Now we know that whatever the law says, it says to those who are under the law, that every mouth may be stopped, and all the world may become guilty before God. Therefore by the deeds of the law no flesh will be justified in His sight, for by the law is the knowledge of sin.

The Jews are as bad as anybody, and really God didn’t have to save any of them. That the quote from Psalm 14 is intended for Jews in particular is clear from the inclusio before and after it. Paul asks “Are we better than they?’ Are Jews better than Gentiles? One could imagine Jews thinking this. After all, they were the covenant people and not like “Gentile sinners.”

No way Jose.

The law speaks to those who are under the law, and it is common to include the Psalms under the term of “the law.” Jesus does it in the gospels, and the apostles do it in Acts. We already knew the Gentiles were bad news. The whole creature worship thing gave that away. But Paul’s point here is that the Jews are just as full of sin and deserving of God’s wrath. Being a Jew is not going to get you justified, nor will glorying or trusting in the law.

But now the righteousness of God apart from the law is revealed, being witnessed by the Law and the Prophets, even the righteousness of God, through faith in Jesus Christ, to all and on all who believe. For there is no difference; for all have sinned and fall short of the glory of God, being justified freely by His grace through the redemption that is in Christ Jesus, whom God set forth as a propitiation by His blood, through faith, to demonstrate His righteousness, because in His forbearance God had passed over the sins that were previously committed, to demonstrate at the present time His righteousness, that He might be just and the justifier of the one who has faith in Jesus.

And now look. God’s righteousness has done something that we didn’t think it was supposed to do. It broke our rules. It came apart from the law. God demonstrated and revealed His righteousness when Jesus Christ became the new mercy seat, topping off the ark of the covenant. His death was what confirmed that God did what He had promised to do. God is righteous and He is the one who righteous-ifies those who have faith.

Where is boasting then? It is excluded. By what law? Of works? No, but by the law of faith. Therefore we conclude that a man is justified by faith apart from the deeds of the law.
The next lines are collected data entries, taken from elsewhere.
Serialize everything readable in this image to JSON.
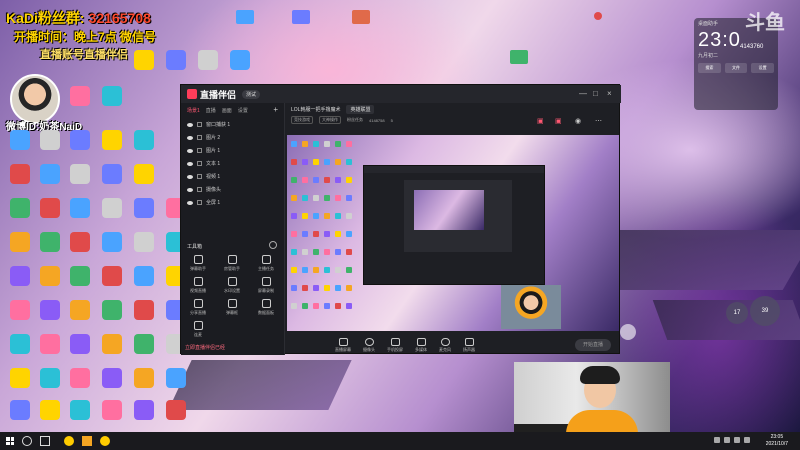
{
  "overlay": {
    "line1": "KaDi粉丝群:",
    "line1_num": "32165708",
    "line2": "开播时间：晚上7点 微信号",
    "line3": "直播账号直播伴侣",
    "streamer_id": "微博ID:奶茶NaiD"
  },
  "clock": {
    "header": "桌面助手",
    "time": "23:0",
    "date": "九月初二",
    "buttons": [
      "搜索",
      "文件",
      "设置"
    ]
  },
  "huya": {
    "logo": "斗鱼",
    "room": "4143760"
  },
  "app": {
    "name": "直播伴侣",
    "beta_label": "测试",
    "window_controls": [
      "—",
      "□",
      "×"
    ],
    "tabs": [
      "场景1",
      "直播",
      "画面",
      "设置"
    ],
    "active_tab": "场景1",
    "scenes": [
      {
        "label": "窗口捕获 1"
      },
      {
        "label": "图片 2"
      },
      {
        "label": "图片 1"
      },
      {
        "label": "文本 1"
      },
      {
        "label": "视频 1"
      },
      {
        "label": "摄像头"
      },
      {
        "label": "全屏 1"
      }
    ],
    "tools_title": "工具箱",
    "tools": [
      "弹幕助手",
      "房管助手",
      "主播任务",
      "视频直播",
      "水印设置",
      "屏幕录制",
      "分享直播",
      "弹幕框",
      "数据面板",
      "连麦"
    ],
    "bottom_note": "立即直播伴侣已经",
    "stream_title": "LOL韩服一把手撸魔术",
    "stream_category": "英雄联盟",
    "info": [
      "竞技游戏",
      "大神操作",
      "粉丝任务",
      "4148758",
      "5"
    ],
    "toolbar": [
      "直播屏幕",
      "摄像头",
      "手机投屏",
      "多媒体",
      "麦克风",
      "扬声器"
    ],
    "start_label": "开始直播"
  },
  "bubbles": [
    "17",
    "39",
    ""
  ],
  "taskbar": {
    "time": "23:05",
    "date": "2021/10/7"
  },
  "colors": {
    "accent": "#ff5872",
    "overlay_yellow": "#ffd400",
    "overlay_red": "#ff4a2e"
  }
}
Or is He the God of the Jews only? Is He not also the God of the Gentiles? Yes, of the Gentiles also, since there is one God who will justify the circumcised by faith and the uncircumcised through faith. Do we then make void the law through faith? Certainly not! On the contrary, we establish the law.

So now nobody gets to boast because everybody has been shown to be bad. And just in case you want to get cute, this rule -”Don’t boast”- is not a new law by which you can put your trust in and in turn start the process anew. No, this is the law of faith. Believing God is what counts.

Indeed from all that’s been said we conclude that everybody is justified by faith apart from the deeds of the law because if anybody, ever, was justified by the deeds of the law that would mean that God was the God of the Jews only.

And we know that isn’t the case. Well, at least now we do.

And everything we’re doing here simply establishes what the law was all about to begin with.

We can see that Romans 3 has everything to do with its specific context in redemptive history. It testifies to truths beyond that context, to be sure, but that context cannot be removed and the main point still remain. Justification is a justification of God as much as of anybody else, and the solution to all of this is Jesus’ death on the cross.